Themes of Honor and Integrity in the Illiad
One of the major themes in the Iliad is the integrity of high social codes and the honor that the soldiers manifest in battle. For an ancient Greek, the fact that one was able to perform in battle was a single sign that showed that he was worthy.
The protagonist in the Iliad is Achilles and the story focuses on his anger against Agamemnon who has possessed a female he seized in battle. Achilles has two alternatives which are to either die young and honorably at Troy or to either depart back home and live a long but unworthy life. Achilles decides not to fight instead of accepting what he sees as Agamemnon's dishonor. Later on, he rejoins the battle and kills Hector, the Trojans' greatest warrior.

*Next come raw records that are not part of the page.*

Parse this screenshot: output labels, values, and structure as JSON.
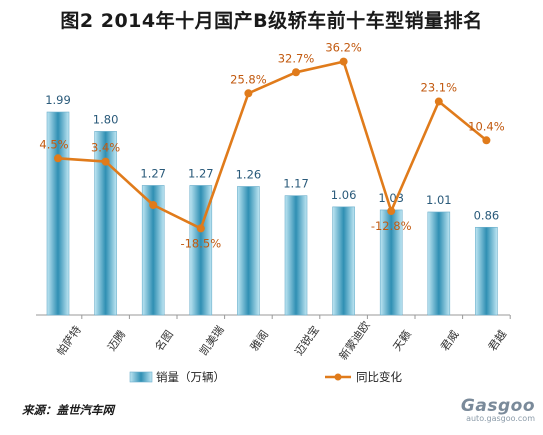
{
  "title": "图2  2014年十月国产B级轿车前十车型销量排名",
  "source": "来源：盖世汽车网",
  "watermark": {
    "brand": "Gasgoo",
    "url": "auto.gasgoo.com"
  },
  "colors": {
    "bar": "#8fd1e8",
    "bar_dark": "#2f8fb3",
    "line": "#e07b1b"
  },
  "chart_data": {
    "type": "bar",
    "categories": [
      "帕萨特",
      "迈腾",
      "名图",
      "凯美瑞",
      "雅阁",
      "迈锐宝",
      "新蒙迪欧",
      "天籁",
      "君威",
      "君越"
    ],
    "series": [
      {
        "name": "销量（万辆）",
        "type": "bar",
        "values": [
          1.99,
          1.8,
          1.27,
          1.27,
          1.26,
          1.17,
          1.06,
          1.03,
          1.01,
          0.86
        ],
        "labels": [
          "1.99",
          "1.80",
          "1.27",
          "1.27",
          "1.26",
          "1.17",
          "1.06",
          "1.03",
          "1.01",
          "0.86"
        ]
      },
      {
        "name": "同比变化",
        "type": "line",
        "values": [
          4.5,
          3.4,
          null,
          -18.5,
          25.8,
          32.7,
          36.2,
          -12.8,
          23.1,
          10.4
        ],
        "labels": [
          "4.5%",
          "3.4%",
          "",
          "-18.5%",
          "25.8%",
          "32.7%",
          "36.2%",
          "-12.8%",
          "23.1%",
          "10.4%"
        ]
      }
    ],
    "legend": {
      "position": "bottom",
      "items": [
        "销量（万辆）",
        "同比变化"
      ]
    },
    "grid": false
  }
}
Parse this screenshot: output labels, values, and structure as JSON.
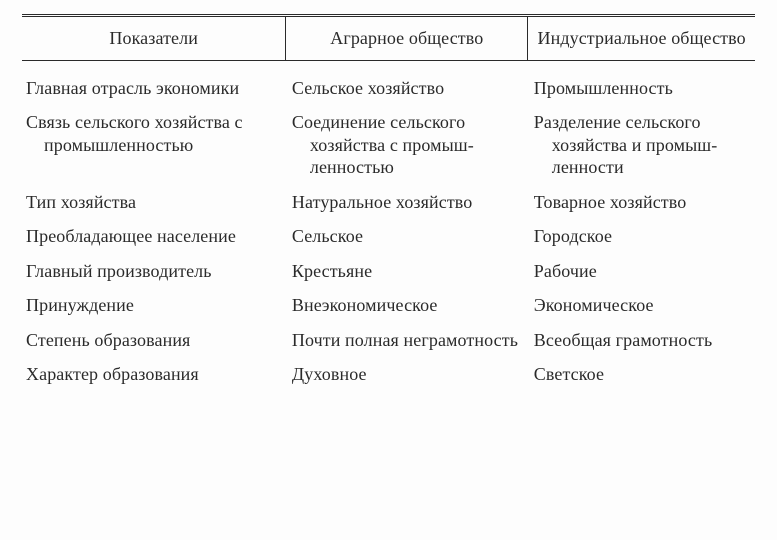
{
  "table": {
    "type": "table",
    "background_color": "#fdfdfd",
    "text_color": "#2a2a2a",
    "rule_color": "#2a2a2a",
    "font_family": "Times New Roman",
    "header_fontsize": 18,
    "body_fontsize": 18,
    "top_rule": "double",
    "header_bottom_rule": "single",
    "column_widths_pct": [
      36,
      33,
      31
    ],
    "columns": [
      "Показатели",
      "Аграрное общество",
      "Индустриальное общество"
    ],
    "rows": [
      [
        "Главная отрасль эконо­мики",
        "Сельское хозяйство",
        "Промышленность"
      ],
      [
        "Связь сельского хозяй­ства с промышлен­ностью",
        "Соединение сельского хозяйства с промыш­ленностью",
        "Разделение сельского хозяйства и промыш­ленности"
      ],
      [
        "Тип хозяйства",
        "Натуральное хозяйство",
        "Товарное хозяйство"
      ],
      [
        "Преобладающее насе­ление",
        "Сельское",
        "Городское"
      ],
      [
        "Главный производи­тель",
        "Крестьяне",
        "Рабочие"
      ],
      [
        "Принуждение",
        "Внеэкономическое",
        "Экономическое"
      ],
      [
        "Степень образования",
        "Почти полная негра­мотность",
        "Всеобщая грамотность"
      ],
      [
        "Характер образования",
        "Духовное",
        "Светское"
      ]
    ]
  }
}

From an ancient Greek perspective, Achilles is seen as more honorable and more heroic because he is the greatest warrior on the battlefield. Honor was gained through many noble qualities but most of all, it was gained through heroism in battle. Social status was not fully determined in ancient Greece therefore honor was important to them. Social status did, however, correspond very closely to power. This compares to the Crito, in which a vital theme is that it is better to die than to live without honor. Plato acquires a critical lesson from his mentor Socrates that 'The good life is better than life itself.' He says that life is fundamentally a preparation for death and that this life will always have significance. The good life is one of comprehension, self-control and fair-mindedness. The battle between Ajax and Hector begins due to social codes. Hector moves toward the Achaean line and dares anyone who will brawl against him. Nine Achaeans step forward and a lottery is held in which Ajax wins. The duel begins by Hector and Ajax throwing their spears and ends with Ajax drawing Hector's blood using his lance. Zeus then calls off the fight due to nightfall with neither hero gaining victory. The two heroes then exchange gifts after the battle which depicts a sign of respect, reverence and appreciation.
Towards the end of 'The Apology', Crito has come to bail Socrates out of prison. If Crito does not bail Socrates out, people will believe he is cheap. However, Socrates did not care about what the majority thinks because he did not want to escape. Socrates believed on acting on principles and that the only reason he would escape is for self-interest. He believes that the truth is higher than bodily desires. Socrates concludes that a good man has nothing to fear, not in this life nor the next. Socrates then is sentenced to death by the jury because he does not speak to them, but to the truth. Socrates always tries to be just and honest rather than to please himself, knowing that even if he irritates others, he is ultimately doing good to them by living justly. His last words are 'Well, now it is time to be off, I to die and you live; but which of us has the happier prospect is unknown to anyone but God.'
The idea of honor in the Iliad is essentially similar to the idea of honor in Socrates' case. The Iliad is essentially about a critical choice Achilleus must make. He is contemplating on what kind of life is best for him. Achilleus is suggesting a radically new understanding of the good life, an understanding that may even sabotage the political foundations of Homeric society.
The Iliad is an ideal text to help readers think about philosophical and moral questions about the good life for human beings and the relation of these questions to morality of our society. In the Crito, Socrates argues that our lives will only have meaning or value if we strive to come to know and understand ourselves. If we do not question ourselves and the world, we will act without reason and will not be able to decipher between the good and the bad. The good life is one in which we make both ourselves and those around us happier and better off, and the only way to pursue that life is to pursue wisdom and self-knowledge.
In 'The Apology', Socrates stated that Crito should not be worried about what others thought of him. He insisted that he should not listen to the majority but instead listen to what is right. Socrates reasoning was relevant for a person that taught justice and honor. Although there are many reasons that prove that it would be in Socrates' best interest to escape, he did not do so because he did not believe it was right. This definitely depicts his lesson to Plato 'The Good Life is Better than Life Itself.